The inscription "PROANTAR" refers to the initials of the "Brazilian Antarctic Program," which has the authority to plan and execute scientific logistics activities in a place so remote and inhospitable, always focusing on environmental issues. The inscription "CIRM" Inter-ministerial Commission for the Resources of the Sea, represents the college made up of various bodies and institutions responsible for conducting Brazilian activities on the frozen continent.

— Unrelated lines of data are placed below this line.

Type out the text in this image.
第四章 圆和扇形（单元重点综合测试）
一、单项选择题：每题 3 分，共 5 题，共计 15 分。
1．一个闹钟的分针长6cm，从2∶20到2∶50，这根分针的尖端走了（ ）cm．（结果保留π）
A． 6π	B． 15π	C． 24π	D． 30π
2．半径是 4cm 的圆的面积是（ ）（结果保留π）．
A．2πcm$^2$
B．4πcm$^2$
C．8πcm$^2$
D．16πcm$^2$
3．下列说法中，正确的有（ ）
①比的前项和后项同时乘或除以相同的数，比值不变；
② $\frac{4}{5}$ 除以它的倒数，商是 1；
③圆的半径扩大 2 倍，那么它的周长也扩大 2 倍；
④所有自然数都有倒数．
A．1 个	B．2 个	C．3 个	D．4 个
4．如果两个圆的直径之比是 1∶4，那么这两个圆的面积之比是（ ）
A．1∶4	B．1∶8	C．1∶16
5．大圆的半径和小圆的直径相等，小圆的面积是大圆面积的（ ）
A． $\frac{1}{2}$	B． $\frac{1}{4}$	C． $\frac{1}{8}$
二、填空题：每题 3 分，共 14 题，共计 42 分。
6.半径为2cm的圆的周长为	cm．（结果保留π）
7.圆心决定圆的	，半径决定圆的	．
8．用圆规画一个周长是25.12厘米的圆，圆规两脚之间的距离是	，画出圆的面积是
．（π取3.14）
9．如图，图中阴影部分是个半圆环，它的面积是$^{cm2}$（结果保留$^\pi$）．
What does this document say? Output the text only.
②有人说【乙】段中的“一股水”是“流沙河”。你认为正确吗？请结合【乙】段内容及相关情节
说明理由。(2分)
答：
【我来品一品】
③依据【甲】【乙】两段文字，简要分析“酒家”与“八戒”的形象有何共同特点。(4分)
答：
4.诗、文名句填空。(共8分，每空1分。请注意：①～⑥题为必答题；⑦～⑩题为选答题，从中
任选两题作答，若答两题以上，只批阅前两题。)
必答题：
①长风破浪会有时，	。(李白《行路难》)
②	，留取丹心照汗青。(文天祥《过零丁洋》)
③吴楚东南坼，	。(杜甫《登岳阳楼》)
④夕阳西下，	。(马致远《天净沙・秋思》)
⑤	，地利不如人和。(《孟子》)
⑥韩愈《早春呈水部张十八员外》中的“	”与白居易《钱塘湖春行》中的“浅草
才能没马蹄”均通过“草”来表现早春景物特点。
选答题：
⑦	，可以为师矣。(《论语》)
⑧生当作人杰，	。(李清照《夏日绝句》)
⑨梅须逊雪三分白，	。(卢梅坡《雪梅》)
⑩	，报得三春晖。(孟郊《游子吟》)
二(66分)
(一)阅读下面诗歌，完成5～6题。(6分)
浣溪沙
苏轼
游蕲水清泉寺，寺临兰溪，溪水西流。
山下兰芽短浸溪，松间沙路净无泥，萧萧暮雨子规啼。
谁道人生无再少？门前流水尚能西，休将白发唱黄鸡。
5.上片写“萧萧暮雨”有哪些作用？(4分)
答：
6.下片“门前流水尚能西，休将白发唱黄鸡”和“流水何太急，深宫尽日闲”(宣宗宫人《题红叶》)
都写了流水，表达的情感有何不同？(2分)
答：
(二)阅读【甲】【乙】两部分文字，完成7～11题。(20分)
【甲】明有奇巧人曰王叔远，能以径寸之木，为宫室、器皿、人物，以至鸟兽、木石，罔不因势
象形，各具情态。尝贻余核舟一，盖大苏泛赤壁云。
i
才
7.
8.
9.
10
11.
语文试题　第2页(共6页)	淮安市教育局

The use of national colors in overlapping concentric circles and other white background symbolizes the Brazilian presence in Antarctica, and stresses the participation of the country - through their universities, public agencies and private sector, civil and military - in this important program, which ensures our country’s recognition in the international Antarctic community and active participation in decisions that affect the continent.
Comprising all the lands south of parallel 60° S, Antarctica is about 14 million km2, equivalent to the area corresponding to the territories of Brazil, Argentina, Uruguay, Chile, Peru and Bolivia, or the contiguous U.S. and Mexico.
The region has the largest ice cap in the world, covering about 95% of the Antarctic Continent. This cover has an average thickness of 2,700 m, varying between the limits of 2200 and 4.800m. This ice, about 35 million km3, represents about 70% of the planet's freshwater. The ice not only covers Antarctica, but also the surroundings. In winter, it forms a belt about 1000 km (pack-ice), increasing the surface by 18 million km2, whereas in the summer months, it recedes almost to the coast, except in the Weddell Sea and Ross Sea.
When the ice goes to sea and breaks off, it creates icebergs that are carried by ocean currents to disintegrate due to mechanical action of the sea and the temperature.
The separation of Antarctica from other continents, by rough seas, makes it the most isolated region of the planet and helps explain the lack of superior fauna.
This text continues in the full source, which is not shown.